The U.S. Court of Appeals for the DC Circuit last Tuesday dismissed a complaint by six shippers on the TransCanada-connected Portland Natural Gas Transmission System (PNGTS) in New England, noting that they can seek a remedy through FERC’s rate-setting processes. The court action is related to lawsuits filed after the pipeline slashed its capacity by 20% in the aftermath of two other shippers filing for bankruptcy four or five years ago.
Headquartered in Portsmouth, NH, PNGTS is a 10-year-old, high-capacity, high-pressure interstate gas pipeline that began serving New England’s growing energy needs on March 10, 1999. Connecting the TransQuebec and Maritimes Pipeline (owned by TransCanada Pipelines and Gaz Metro) at the Canadian border and the Maritimes and Northeast Pipeline at Westbrook, ME (owned by Duke Energy, ExxonMobil Corp. and NS Power Holdings) with the Tennessee Gas Pipeline System (owned by El Paso Energy Corp.) near Boston, PNGTS is situated between three major pipeline networks. TransCanada is its majority partner.
TransCanada’s spokesperson said Thursday that the company cannot comment at this time because of “the current status of this issue.” The court ruling appears favorable to the pipeline.
A three-judge panel of the appellate court found that the shippers failed to demonstrate how they were damaged by a Federal Energy Regulatory Commission order that allowed the New England pipeline linked to eastern Canada to scale back capacity from 210 MMcf/d to 168 MMcf/d. In 2008 the pipeline sought a FERC order to make the capacity reduction as the result of two of its major pipeline shippers filing separate bankruptcies — Rumford Power Associates (in 2005) and Androscoggin Energy (2006).

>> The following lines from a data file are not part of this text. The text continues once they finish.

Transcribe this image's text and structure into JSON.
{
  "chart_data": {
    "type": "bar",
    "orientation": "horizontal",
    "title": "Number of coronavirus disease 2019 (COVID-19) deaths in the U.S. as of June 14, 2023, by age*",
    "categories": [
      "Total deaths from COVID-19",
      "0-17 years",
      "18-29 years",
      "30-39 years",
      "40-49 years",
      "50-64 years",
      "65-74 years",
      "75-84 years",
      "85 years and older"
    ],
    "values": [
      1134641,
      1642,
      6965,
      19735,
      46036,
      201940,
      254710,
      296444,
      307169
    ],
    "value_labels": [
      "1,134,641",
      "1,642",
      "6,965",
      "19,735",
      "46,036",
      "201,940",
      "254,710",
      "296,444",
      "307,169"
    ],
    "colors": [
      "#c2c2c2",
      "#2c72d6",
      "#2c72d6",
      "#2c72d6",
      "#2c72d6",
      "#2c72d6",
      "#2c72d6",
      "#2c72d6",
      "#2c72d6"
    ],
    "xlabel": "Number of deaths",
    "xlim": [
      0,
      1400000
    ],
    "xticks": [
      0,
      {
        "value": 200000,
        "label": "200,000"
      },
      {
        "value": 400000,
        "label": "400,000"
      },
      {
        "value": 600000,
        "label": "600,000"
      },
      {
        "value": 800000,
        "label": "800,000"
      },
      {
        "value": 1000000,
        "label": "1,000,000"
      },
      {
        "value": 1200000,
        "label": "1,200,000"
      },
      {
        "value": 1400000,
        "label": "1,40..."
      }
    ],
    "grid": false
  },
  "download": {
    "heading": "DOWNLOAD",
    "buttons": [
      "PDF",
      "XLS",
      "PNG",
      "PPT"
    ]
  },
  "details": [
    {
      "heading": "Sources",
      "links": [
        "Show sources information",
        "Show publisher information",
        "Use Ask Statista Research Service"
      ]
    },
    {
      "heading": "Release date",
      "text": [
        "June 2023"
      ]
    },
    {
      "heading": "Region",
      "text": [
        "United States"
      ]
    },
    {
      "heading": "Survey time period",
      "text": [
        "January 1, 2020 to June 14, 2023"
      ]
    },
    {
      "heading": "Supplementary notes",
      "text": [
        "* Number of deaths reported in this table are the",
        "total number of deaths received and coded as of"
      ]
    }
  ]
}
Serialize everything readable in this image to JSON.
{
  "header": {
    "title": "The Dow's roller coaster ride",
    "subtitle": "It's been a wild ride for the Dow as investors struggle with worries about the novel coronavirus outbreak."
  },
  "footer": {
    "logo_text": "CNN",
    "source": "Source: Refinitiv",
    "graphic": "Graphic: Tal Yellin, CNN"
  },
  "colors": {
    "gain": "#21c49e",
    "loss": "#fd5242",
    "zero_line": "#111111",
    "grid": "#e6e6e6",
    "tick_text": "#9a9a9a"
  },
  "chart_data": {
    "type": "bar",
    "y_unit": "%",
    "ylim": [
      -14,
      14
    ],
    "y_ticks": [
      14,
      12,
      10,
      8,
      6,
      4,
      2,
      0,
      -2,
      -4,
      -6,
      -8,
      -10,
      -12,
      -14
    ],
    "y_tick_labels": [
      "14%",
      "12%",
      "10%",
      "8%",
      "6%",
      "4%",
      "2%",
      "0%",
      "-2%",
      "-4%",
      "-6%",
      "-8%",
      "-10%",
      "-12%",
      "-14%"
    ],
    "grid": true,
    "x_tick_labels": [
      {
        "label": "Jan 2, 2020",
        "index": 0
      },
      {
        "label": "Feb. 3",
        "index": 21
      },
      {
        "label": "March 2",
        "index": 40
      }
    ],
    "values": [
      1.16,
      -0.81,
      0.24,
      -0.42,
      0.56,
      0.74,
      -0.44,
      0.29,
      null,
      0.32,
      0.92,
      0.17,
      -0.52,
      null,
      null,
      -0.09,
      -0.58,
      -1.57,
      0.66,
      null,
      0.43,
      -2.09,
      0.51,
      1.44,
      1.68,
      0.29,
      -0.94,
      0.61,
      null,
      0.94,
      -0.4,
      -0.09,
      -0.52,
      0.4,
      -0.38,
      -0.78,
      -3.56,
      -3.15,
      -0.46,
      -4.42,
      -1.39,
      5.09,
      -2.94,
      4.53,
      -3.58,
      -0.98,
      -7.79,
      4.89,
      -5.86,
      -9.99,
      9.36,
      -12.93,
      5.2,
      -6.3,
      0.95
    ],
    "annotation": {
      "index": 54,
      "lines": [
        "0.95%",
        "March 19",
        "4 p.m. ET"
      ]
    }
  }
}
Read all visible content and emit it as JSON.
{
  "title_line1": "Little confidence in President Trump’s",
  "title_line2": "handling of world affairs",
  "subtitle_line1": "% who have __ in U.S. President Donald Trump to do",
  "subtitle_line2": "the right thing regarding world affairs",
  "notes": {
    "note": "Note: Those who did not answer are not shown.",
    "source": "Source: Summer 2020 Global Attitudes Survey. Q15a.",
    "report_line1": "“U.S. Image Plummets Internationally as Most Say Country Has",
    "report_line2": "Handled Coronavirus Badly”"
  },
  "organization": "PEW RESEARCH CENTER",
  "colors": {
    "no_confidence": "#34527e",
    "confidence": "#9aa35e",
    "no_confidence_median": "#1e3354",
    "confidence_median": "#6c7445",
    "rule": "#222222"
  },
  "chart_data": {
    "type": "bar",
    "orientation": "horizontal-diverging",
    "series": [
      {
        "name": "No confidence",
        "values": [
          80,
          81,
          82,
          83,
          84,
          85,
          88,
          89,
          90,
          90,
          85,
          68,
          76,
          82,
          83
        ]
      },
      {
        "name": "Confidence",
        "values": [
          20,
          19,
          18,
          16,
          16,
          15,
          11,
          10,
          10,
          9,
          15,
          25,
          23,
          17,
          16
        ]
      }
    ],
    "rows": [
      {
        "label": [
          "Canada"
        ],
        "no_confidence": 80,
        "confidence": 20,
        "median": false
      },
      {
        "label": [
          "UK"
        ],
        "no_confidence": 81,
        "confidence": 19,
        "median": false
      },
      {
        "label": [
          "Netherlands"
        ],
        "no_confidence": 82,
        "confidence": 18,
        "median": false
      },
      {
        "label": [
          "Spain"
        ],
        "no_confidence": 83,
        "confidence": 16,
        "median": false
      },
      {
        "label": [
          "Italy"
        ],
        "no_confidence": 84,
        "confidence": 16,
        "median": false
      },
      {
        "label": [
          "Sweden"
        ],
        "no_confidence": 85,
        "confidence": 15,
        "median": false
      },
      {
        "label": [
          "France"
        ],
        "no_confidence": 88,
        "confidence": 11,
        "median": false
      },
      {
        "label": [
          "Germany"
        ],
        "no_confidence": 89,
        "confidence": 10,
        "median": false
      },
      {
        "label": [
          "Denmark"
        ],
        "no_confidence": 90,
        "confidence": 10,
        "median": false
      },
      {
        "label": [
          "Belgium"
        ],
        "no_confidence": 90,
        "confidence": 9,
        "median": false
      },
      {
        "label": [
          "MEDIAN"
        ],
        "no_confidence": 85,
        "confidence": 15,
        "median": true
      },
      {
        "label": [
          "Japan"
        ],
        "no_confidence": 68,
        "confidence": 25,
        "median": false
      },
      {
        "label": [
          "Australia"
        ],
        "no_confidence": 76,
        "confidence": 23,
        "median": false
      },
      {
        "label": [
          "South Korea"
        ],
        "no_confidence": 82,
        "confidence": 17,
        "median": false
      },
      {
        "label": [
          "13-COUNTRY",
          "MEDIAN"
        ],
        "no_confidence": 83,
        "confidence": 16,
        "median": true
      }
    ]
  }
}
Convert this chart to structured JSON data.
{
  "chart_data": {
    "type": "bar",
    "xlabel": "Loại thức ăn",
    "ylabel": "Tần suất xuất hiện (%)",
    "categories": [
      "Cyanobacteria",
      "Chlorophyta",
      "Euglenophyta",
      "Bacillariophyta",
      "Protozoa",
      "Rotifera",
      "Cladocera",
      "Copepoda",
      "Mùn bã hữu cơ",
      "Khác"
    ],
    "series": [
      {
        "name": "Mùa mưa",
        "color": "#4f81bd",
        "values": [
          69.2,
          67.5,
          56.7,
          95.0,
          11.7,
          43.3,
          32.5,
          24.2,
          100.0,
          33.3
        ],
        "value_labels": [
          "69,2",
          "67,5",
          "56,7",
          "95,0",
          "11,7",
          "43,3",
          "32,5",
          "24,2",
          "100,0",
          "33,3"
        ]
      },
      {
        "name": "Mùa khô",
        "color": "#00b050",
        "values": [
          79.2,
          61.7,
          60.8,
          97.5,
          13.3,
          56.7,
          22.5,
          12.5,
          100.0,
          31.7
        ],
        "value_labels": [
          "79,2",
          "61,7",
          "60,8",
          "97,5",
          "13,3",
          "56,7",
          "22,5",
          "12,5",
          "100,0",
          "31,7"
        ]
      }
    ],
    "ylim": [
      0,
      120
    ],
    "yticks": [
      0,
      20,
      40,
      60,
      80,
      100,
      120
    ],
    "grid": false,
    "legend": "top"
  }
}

Instead of a court remedy, the ongoing FERC rate case should be the correct forum in which the shippers can protest, the DC appeals court said. “Being forced to confront questions in a future legal proceeding does not rise to the level of injury required for Article III standing,” according to the court order.
In oral arguments held last November, the shippers unsuccessfully tried to make the case that they (the six remaining shippers) would have to pick up the costs that the departing shippers were previously covering for the PNGTS pipeline. FERC’s lawyer argued that the complaint was premature and said that the shippers group would have a chance to make the same case after FERC issues a decision on the pipeline’s rate case.
PNGTS runs from the Canadian border through New Hampshire and Maine, where it connects with Maritimes & Northeast Pipeline and continues on a joint operation to Dracut, MA.